Хьюго только кивает. Воспоминания уже не отдаются ни болью в сердце, ни тревожным сосущим чувством под ложечкой — кажется, всё давно уже отгорело, а как и когда — он и сам не заметил.
— И вы пережили это, — утвердительно говорит Ван Хеллсинг.
— Многие остаются сиротами в детстве, — возражает Хьюго. — Это не значит, что они не такие, как все.
Ван Хеллсинг садится в постели и берёт его руку своей — сухой и горячей. Пожимает неожиданно крепко и ободряюще.
— Не значит. Но что-то настолько сильное… оно навсегда меняет нас. Боль, горечь, разочарование, смерть — ничто из этого не проходит бесследно. Я врач, Хьюго, как вы знаете, и когда-то давно, когда я был ненамного старше вас, мне хотелось изобрести лекарство от панциря, которым покрываются наши сердца, когда происходит что-нибудь очень плохое.
Хьюго тяжело сглатывает — наверное, от прилипчивого запаха лаванды и сердечных капель, больше не от чего.
— А теперь не хочется? — неожиданно спрашивает он. — Такое лекарство пользовалось бы успехом.
«По крайней мере, у меня», — так и не добавляет он.
— О нет, Хьюго, — качает головой Ван Хельсинг. — Слёзы и боль — то, что делает нас людьми. Слёзы, боль… и смех — вот три кита душевного равновесия. — Он нашаривает на столике стакан с водой, отпивает половину и заходится в кашле. Хьюго словно прикован к креслу и не может даже вскочить, чтобы позвать сиделку, но когда он почти заставляет себя привстать, Ван Хеллсинг отнимает ото рта платок и, как ни в чём не бывало, договаривает: — Но по иронии судьбы, будь оно, это лекарство, мне хотелось бы дать его Артуру, и я ненавижу себя за это.
Хьюго Айлендз убеждённый трезвенник — ведь алкоголь лишает ясности мыслей и связности речи, — но сейчас он бы не отказался от стакана виски. Просто чтобы смыть веские, почему-то обидные слова.
Слёзы, боль и смех — Хьюго не любит ни того, ни другого… ни третьего.
— Теперь вы понимаете, почему я выбрал вас для этого разговора и для этой просьбы? — снова заговаривает Ван Хеллсинг, каким-то внутренним чутьём угадав момент, когда Хьюго более-менее удаётся привести мысли в порядок. — Вам такое лекарство не понадобилось бы. У вас уже есть всё то, что мне далось только долгими, очень долгими годами. Так могу я на вас рассчитывать?
— Даю вам слово, сэр.
Они обмениваются рукопожатием, и Хьюго выходит из этой огромной светлой комнаты, в которой почему-то чувствует себя намного, намного старше, чем он есть на самом деле.

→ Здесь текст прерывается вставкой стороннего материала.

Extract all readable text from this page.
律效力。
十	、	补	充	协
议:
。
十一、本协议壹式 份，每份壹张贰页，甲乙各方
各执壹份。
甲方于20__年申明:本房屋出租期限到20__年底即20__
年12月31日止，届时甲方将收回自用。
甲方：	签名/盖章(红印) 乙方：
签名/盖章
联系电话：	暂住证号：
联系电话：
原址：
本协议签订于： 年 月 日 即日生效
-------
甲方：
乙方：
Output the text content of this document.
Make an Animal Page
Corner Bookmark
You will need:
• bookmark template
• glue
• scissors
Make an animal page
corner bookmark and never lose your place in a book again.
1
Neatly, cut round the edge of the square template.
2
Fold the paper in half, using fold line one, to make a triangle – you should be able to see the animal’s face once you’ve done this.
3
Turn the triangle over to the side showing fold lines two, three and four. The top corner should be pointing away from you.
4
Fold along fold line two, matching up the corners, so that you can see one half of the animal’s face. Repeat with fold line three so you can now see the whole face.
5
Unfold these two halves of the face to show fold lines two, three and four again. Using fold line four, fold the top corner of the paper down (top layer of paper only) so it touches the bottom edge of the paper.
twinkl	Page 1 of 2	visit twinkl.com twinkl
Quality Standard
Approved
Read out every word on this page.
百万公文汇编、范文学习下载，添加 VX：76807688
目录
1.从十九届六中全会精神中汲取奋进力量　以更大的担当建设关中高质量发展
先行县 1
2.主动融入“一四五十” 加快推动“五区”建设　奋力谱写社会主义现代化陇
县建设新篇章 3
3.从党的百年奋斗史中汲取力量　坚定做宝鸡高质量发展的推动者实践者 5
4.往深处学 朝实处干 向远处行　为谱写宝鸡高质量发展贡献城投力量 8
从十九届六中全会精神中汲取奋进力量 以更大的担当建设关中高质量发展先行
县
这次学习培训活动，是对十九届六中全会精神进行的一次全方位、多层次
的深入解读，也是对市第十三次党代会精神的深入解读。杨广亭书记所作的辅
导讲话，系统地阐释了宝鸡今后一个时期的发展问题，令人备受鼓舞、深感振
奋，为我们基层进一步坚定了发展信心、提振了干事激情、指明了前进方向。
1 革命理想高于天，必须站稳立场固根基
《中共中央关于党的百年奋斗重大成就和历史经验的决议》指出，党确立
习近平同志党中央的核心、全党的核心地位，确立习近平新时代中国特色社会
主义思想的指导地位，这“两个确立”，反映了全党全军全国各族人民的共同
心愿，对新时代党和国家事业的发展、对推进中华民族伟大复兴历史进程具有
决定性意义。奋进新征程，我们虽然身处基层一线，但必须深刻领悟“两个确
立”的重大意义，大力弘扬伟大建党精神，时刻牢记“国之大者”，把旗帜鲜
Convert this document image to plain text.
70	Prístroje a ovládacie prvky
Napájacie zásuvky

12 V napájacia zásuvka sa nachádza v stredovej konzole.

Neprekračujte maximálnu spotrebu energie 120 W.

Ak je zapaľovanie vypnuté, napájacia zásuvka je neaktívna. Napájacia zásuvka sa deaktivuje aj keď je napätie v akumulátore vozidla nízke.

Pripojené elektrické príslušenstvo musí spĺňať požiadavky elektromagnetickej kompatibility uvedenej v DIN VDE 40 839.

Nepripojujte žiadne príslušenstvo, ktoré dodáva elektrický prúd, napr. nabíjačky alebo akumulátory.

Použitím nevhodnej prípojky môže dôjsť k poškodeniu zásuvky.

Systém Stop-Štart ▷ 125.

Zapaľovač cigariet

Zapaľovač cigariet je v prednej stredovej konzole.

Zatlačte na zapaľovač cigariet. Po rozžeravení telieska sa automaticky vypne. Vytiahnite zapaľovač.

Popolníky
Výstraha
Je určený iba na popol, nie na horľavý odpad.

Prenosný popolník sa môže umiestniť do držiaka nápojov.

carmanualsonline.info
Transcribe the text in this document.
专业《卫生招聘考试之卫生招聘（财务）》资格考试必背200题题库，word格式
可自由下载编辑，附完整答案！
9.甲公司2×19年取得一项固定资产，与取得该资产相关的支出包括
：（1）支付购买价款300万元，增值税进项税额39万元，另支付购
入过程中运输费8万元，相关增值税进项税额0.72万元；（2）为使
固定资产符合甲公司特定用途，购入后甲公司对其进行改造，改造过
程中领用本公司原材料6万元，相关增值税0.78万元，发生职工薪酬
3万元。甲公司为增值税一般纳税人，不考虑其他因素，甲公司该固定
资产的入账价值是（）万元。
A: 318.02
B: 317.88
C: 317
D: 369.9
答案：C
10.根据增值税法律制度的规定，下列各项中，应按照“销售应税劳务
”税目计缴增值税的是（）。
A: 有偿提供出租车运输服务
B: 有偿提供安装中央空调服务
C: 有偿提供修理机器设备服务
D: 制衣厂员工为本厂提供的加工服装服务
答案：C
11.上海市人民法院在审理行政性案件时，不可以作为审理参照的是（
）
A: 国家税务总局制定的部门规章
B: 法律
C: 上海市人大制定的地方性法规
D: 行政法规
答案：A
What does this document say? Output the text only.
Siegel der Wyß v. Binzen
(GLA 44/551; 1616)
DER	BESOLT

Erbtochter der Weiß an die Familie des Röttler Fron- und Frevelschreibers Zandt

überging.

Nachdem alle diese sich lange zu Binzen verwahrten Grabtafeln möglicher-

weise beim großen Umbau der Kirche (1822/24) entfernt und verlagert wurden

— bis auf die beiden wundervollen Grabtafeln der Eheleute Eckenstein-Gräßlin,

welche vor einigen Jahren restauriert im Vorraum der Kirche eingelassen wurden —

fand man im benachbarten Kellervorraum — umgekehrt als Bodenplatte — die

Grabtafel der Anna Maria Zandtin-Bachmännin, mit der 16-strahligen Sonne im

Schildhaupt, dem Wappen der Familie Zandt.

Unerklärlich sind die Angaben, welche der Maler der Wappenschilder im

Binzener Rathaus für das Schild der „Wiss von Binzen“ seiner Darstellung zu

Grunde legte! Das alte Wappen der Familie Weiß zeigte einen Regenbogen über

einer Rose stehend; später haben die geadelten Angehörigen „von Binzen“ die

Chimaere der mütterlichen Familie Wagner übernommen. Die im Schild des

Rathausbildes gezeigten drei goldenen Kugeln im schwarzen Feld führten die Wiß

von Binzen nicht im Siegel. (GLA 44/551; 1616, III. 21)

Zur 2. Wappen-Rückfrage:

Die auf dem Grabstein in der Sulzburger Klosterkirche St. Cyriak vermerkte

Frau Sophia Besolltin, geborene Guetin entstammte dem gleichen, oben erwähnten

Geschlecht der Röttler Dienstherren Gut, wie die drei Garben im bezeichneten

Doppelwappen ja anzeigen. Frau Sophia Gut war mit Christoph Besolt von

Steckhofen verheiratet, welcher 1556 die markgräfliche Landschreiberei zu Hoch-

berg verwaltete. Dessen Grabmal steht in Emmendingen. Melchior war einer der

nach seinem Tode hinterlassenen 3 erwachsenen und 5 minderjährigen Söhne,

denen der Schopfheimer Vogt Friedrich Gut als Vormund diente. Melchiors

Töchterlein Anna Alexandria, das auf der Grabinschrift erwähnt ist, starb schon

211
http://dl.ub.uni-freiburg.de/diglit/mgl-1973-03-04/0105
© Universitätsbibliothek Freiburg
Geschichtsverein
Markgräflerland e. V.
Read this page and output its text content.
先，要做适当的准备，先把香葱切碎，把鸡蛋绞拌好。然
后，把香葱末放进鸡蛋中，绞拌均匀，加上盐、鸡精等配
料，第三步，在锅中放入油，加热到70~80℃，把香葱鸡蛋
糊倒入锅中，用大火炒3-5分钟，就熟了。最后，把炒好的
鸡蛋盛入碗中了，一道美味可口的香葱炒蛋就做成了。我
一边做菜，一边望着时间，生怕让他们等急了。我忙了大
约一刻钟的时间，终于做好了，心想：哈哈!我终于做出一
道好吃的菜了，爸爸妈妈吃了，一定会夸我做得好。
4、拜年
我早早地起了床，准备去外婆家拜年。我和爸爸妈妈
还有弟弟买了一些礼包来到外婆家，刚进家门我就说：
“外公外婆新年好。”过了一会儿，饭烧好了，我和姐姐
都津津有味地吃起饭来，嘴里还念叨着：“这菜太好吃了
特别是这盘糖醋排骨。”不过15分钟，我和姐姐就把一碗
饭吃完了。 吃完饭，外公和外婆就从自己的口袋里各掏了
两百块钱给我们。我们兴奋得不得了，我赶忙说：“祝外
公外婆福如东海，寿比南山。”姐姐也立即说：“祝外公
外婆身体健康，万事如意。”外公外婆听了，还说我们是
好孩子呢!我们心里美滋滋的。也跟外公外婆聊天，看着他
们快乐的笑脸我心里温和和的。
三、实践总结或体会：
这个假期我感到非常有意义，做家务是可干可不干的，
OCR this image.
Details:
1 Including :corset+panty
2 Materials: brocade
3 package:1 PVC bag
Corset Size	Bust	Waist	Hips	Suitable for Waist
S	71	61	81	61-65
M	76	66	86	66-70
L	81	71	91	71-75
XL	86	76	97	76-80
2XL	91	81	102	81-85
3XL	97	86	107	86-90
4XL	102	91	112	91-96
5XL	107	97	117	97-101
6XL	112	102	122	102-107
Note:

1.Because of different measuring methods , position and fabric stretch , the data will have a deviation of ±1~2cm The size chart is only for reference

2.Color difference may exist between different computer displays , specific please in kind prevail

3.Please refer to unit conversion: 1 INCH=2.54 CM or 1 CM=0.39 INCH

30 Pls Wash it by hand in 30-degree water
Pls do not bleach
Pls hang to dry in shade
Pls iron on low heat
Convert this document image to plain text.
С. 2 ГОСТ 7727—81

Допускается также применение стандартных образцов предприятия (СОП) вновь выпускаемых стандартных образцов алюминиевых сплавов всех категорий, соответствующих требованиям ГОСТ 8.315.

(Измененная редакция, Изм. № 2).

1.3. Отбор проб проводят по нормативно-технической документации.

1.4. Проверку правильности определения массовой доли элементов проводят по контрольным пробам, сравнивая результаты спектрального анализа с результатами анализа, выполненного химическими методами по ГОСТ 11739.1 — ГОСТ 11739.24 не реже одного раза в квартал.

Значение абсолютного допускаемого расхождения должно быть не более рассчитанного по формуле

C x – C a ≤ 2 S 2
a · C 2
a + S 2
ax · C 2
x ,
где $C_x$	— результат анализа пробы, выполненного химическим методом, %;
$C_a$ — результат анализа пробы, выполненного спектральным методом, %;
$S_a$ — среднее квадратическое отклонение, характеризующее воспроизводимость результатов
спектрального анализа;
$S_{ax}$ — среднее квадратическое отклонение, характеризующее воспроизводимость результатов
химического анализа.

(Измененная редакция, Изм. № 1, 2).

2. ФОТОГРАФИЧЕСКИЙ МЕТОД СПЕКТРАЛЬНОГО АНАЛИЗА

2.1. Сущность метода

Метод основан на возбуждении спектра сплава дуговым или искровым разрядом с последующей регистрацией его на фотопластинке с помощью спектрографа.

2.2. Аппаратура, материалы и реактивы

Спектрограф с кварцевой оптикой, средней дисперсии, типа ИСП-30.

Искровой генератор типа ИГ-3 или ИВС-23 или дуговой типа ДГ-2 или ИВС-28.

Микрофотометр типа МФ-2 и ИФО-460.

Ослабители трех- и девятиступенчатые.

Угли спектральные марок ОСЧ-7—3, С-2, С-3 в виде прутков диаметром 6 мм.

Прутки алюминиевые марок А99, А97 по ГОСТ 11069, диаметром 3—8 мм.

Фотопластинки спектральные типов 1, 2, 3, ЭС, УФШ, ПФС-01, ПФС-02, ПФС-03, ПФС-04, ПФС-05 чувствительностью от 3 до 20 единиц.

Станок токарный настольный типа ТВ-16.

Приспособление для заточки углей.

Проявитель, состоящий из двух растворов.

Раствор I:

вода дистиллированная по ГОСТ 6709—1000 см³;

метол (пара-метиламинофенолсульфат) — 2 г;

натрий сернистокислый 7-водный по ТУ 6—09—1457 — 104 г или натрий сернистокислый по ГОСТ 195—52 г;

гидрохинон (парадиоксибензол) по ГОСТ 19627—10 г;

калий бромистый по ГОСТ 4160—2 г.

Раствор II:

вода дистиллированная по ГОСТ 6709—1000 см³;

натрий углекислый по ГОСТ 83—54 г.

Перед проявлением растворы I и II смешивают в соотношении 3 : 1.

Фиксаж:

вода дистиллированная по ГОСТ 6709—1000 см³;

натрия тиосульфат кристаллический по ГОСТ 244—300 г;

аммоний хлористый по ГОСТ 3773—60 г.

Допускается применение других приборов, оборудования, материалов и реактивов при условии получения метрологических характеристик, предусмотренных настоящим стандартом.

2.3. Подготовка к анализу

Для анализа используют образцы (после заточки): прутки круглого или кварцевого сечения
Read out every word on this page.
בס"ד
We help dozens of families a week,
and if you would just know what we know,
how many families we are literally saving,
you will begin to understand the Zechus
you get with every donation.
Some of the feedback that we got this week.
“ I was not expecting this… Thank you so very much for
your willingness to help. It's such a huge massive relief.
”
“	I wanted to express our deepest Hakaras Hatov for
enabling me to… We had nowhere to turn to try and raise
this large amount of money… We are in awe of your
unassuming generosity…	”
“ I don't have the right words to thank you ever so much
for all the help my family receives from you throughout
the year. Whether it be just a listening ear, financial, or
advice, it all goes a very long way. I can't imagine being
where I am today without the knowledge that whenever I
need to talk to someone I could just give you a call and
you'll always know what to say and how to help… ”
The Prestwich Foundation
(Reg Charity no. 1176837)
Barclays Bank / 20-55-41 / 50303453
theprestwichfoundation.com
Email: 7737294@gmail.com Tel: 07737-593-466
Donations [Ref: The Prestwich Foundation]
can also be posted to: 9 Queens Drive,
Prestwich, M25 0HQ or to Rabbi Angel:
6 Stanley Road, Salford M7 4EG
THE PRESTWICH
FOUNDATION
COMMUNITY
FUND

Абрахам Ван Хеллсинг умирает через неделю, после резкого улучшения, когда близкие уже начинают надеяться, что в этот год Ангел смерти не прилетит за ним.
На следующий день после его смерти Хьюго обнаруживает Артура Хеллсинга и Шелби Пенвуда в винном погребе особняка Хеллсингов. Оба безобразно пьяны, и если Хьюго ожидал этого от Артура, то нетрезвый Шелби действует на него как удар под дых — Хьюго рассчитывал увидеть его своим союзником, а не послушной прихотям отчаявшегося Хеллсинга собачкой.
Впервые он до хрипоты орёт на обоих, а ничего не соображающего Шелби даже бьёт по щекам и вне себя от ярости, когда Артур, едва держащийся на ногах, пытается того защитить.
Только под утро, когда тяжёлый винный дух наконец-то выветривается, шофёр отвозит Шелби домой, а Артур забывается в своей спальне тяжёлым крепким сном, Хьюго обмякает в кресле и позволяет себе помечтать: о панцире на сердце и о хитиновой броне.
+++
Июль 1949 г., Южная Америка
— Вы выглядите моложе, чем я думал, Хьюго.
— Благодарю, — сухо отвечает он.
— Впрочем, вы вообще на удивление симпатичны для англичанина, — с плебейской беспардонностью замечает его собеседник.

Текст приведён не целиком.